Eine Zeit ausserhalb der Zeit
Als Rauhnächte – auch „Zwölften“ genannt – werden die zwölf Nächte
zwischen dem 25. Dezember und dem 6. Januar bezeichnet. Für die
Wortherkunft gibt es verschiedene Erklärungen: Der Name könnte sich schlicht auf das kalte „raue“ Wetter im Winter beziehen, oder aber auf den Brauch des Räucherns, den die Menschen traditionell während dieser Zeit praktizierten, um die Ställe und Stuben zu reinigen und gegen bösen Zauber zu schützen. Andererseits bezieht sich das Wort „Rauch“ – abgeleitet vom mittelhochdeutschen „ruch“ für haarig oder pelzig – auch auf Pelzwaren und deutet auf den alten Glauben, dass während der Rauhnächte mit Fell behangene Dämonen umherziehen und ihr Unwesen treiben. Es ist die Zeit „zwischen den Jahren“. Dieser Ausdruck geht auf die Differenz zwischen dem Sonnenkalender mit seinen 365 Tagen und dem älteren Mondkalender zurück, der nur 354 Tage zählt. Diese besondere Zeit wird auch als „Zeit außerhalb der Zeit“ oder als „geschenkte Zeit“ bezeichnet. Sie liegt mitten im Winter, in der kältesten und dunkelsten Zeit des Jahres, in der die Natur zur Ruhe kommt, um Kräfte zu sammeln für das Kommende. In früheren Zeiten lebten die Menschen viel mehr als heute im Einklang mit der Natur und hingen stärker von ihr ab. So war etwa das Wetter bestimmend für die Abläufe und den Ertrag der Landwirtschaft und somit überlebenswichtig. Da auch die Arbeit auf den Feldern im Winter ruhte und es noch keine Energie in Form von elektrischem Strom oder Zentralheizungen gab, mussten auch die Menschen gezwungenermaßen zur Ruhe kommen und sich dem natürlichen Rhythmus anpassen.

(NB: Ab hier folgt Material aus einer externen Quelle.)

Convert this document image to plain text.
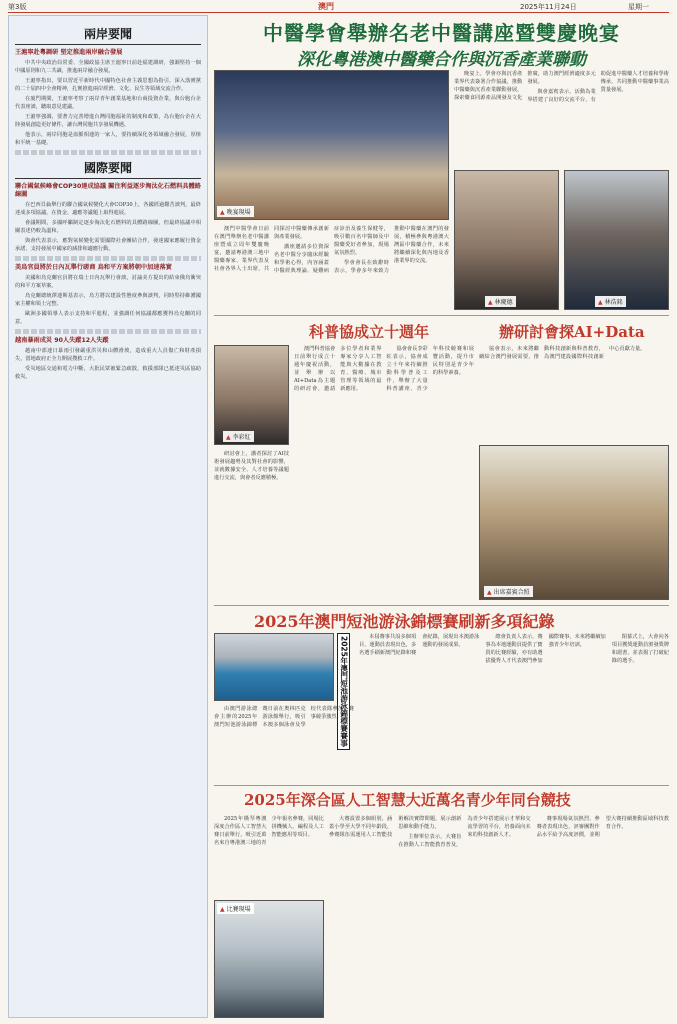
第3版	澳門	2025年11月24日	星期一
兩岸要聞
王滬寧赴粵調研 堅定推進兩岸融合發展

中共中央政治局常委、全國政協主席王滬寧日前赴福建調研，強調堅持一個中國原則和九二共識，推進兩岸融合發展。

王滬寧指出，要以習近平新時代中國特色社會主義思想為指引，深入落實黨的二十屆四中全會精神，扎實推進兩岸經濟、文化、民生等領域交流合作。

在廈門期間，王滬寧考察了兩岸青年創業基地和台商投資企業，與台胞台企代表座談，聽取意見建議。

王滬寧強調，要著力完善增進台灣同胞福祉的制度和政策，為台胞台企在大陸發展創造更好條件，讓台灣同胞共享發展機遇。

他表示，兩岸同胞是血脈相連的一家人，要持續深化各領域融合發展，厚植和平統一基礎。

國際要聞
聯合國氣候峰會COP30達成協議 關注利益逐步淘汰化石燃料具體路線圖

在巴西貝倫舉行的聯合國氣候變化大會COP30上，各國經過艱苦談判，最終達成多項協議，在資金、適應等議題上取得進展。

會議期間，多國呼籲制定逐步淘汰化石燃料的具體路線圖，但最終協議中相關表述仍較為溫和。

與會代表表示，應對氣候變化需要國際社會團結合作，發達國家應履行資金承諾，支持發展中國家的減排和適應行動。

美烏官員將於日內瓦舉行磋商 烏和平方案將朝中加速落實

美國和烏克蘭官員將在瑞士日內瓦舉行會談，討論美方提出的結束俄烏衝突的和平方案草案。

烏克蘭總統澤連斯基表示，烏方將以建設性態度參與談判，同時堅持維護國家主權和領土完整。

歐洲多國領導人表示支持和平進程，並強調任何協議都應獲得烏克蘭的同意。

越南暴雨成災 90人失蹤12人失蹤

越南中部連日暴雨引發嚴重洪災和山體滑坡，造成重大人員傷亡和財產損失，當地政府正全力開展搜救工作。

受災地區交通和電力中斷，大批民眾被緊急疏散，救援部隊已抵達災區協助救災。

中醫學會舉辦名老中醫講座暨雙慶晚宴
深化粵港澳中醫藥合作與沉香產業聯動
▲ 晚宴現場

澳門中醫學會日前在澳門舉辦名老中醫講座暨成立周年雙慶晚宴，邀請粵港澳三地中醫藥專家、業界代表及社會各界人士出席，共同探討中醫藥傳承創新與產業發展。

講座邀請多位資深名老中醫分享臨床經驗和學術心得，內容涵蓋中醫經典理論、疑難病症診治及養生保健等，吸引數百名中醫師及中醫藥愛好者參加，現場氣氛熱烈。

學會會長在致辭時表示，學會多年來致力推動中醫藥在澳門的發展，積極參與粵港澳大灣區中醫藥合作，未來將繼續深化與內地及香港業界的交流。

晚宴上，學會亦與沉香產業界代表簽署合作協議，推動中醫藥與沉香產業聯動發展，探索藥食同源產品開發及文化推廣，助力澳門經濟適度多元發展。

與會嘉賓表示，活動為業界搭建了良好的交流平台，有助促進中醫藥人才培養和學術傳承，共同推動中醫藥事業高質量發展。

▲ 林慶德	▲ 林浩銘
科普協成立十週年	辦研討會探AI+Data
▲ 李彩紅

澳門科普協會日前舉行成立十週年慶祝活動，並舉辦以AI+Data為主題的研討會，邀請多位學者和業界專家分享人工智能與大數據在教育、醫療、城市管理等領域的最新應用。

協會會長李彩紅表示，協會成立十年來持續推動科學普及工作，舉辦了大量科普講座、青少年科技競賽和展覽活動，提升市民特別是青少年的科學素養。

研討會上，講者探討了AI技術發展趨勢及其對社會的影響，並就數據安全、人才培養等議題進行交流，與會者反應積極。

協會表示，未來將繼續結合澳門發展需要，推動科技創新與科普教育，為澳門建設國際科技創新中心貢獻力量。

▲ 出席嘉賓合照
2025年澳門短池游泳錦標賽刷新多項紀錄
2025年澳門短池游泳錦標賽賽事

由澳門游泳總會主辦的2025年澳門短池游泳錦標賽日前在奧林匹克游泳館舉行，吸引本澳多個泳會及學校代表隊參加，賽事競爭激烈。

本屆賽事共設多個項目，運動員表現出色，多名選手刷新澳門紀錄和賽會紀錄，展現出本澳游泳運動的發展成果。

總會負責人表示，賽事為本地運動員提供了寶貴的比賽經驗，亦有助選拔優秀人才代表澳門參加國際賽事，未來將繼續加強青少年培訓。

閉幕式上，大會向各項目獲獎運動員頒發獎牌和證書，並表揚了打破紀錄的選手。

2025年深合區人工智慧大近萬名青少年同台競技

2025年橫琴粵澳深度合作區人工智慧大賽日前舉行，吸引近萬名來自粵港澳三地的青少年報名參賽，同場比拼機械人、編程及人工智能應用等項目。

▲ 比賽現場

大賽設置多個組別，涵蓋小學至大學不同年齡段，參賽隊伍需運用人工智能技術解決實際問題，展示創新思維和動手能力。

主辦單位表示，大賽旨在推動人工智能教育普及，為青少年搭建展示才華和交流學習的平台，培養面向未來的科技創新人才。

賽事現場氣氛熱烈，參賽者表現出色，評審團對作品水平給予高度評價，並期望大賽持續推動區域科技教育合作。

Durchlässigere Grenzen zwischen den Welten
Die Natur konnte damals sehr bedrohlich sein, gerade in der Alpenregion, wenn Schneemassen die Menschen auf den Höfen einschlossen und die Winterstürme um die Häuser pfiffen. Es ist auch die Zeit, in der die Grenzen zwischen der Welt der Lebenden und derjenigen der Ahnen, des Spirituellen und der Magie durchlässiger werden. Die Menschen damals glaubten an Dämonen und andere übersinnliche Wesen, was sich in den Rauhnächten insbesondere in dem Volksglauben an die „Wilde Jagd“ niederschlug. Ein Geisterheer samt Rössern und Hunden, angeführt vom Göttervater Odin und seiner Frau Freya – je nach Region auch Frigga, Berchta (Perchta) oder Frau Holle genannt – jagte über den Himmel und verbreitete Schrecken. Gleichzeitig standen diese Wesen aber auch für Fruchtbarkeit und Wachstum. Um die Dämonen und Naturwesen nicht zu erzürnen, sondern gnädig zu stimmen, galt es während der
Rauhnächte eine ganze Reihe von Verhaltensvorschriften und Ritualen einzuhalten. So sollte man sich während dieser Zeit ruhig verhalten, Streit vermeiden und Ordnung im Haus halten. Kinder wurden angehalten, lautes Spielen und Toben zu unterlassen. Auch durften Frauen und kleine Kinder nach Einbruch der Dunkelheit nicht mehr nach draußen gehen. Man durfte keine Wäscheleinen vor dem Haus aufspannen, um gewaschene Wäsche zum Trocknen aufzuhängen, da sich umherziehende Dämonen der Wilden Jagd in diesen verfangen und Unheil über das Haus und seine Bewohnerinnen und Bewohner bringen konnten. Die Menschen trafen sich am Abend in ihren Häusern in der einzigen beheizten Stube vor dem Kamin und erzählten sich bei Kerzenschein Märchen und Sagen aus alter Zeit. Traditionell führten sie Räucherrituale aus und befragten Orakel. Jede der zwölf Rauhnächte steht dem Glauben nach mit einem Monat des kommenden Jahres in Verbindung; die erste Rauhnacht symbolisiert den Januar, die zweite den Februar, usw.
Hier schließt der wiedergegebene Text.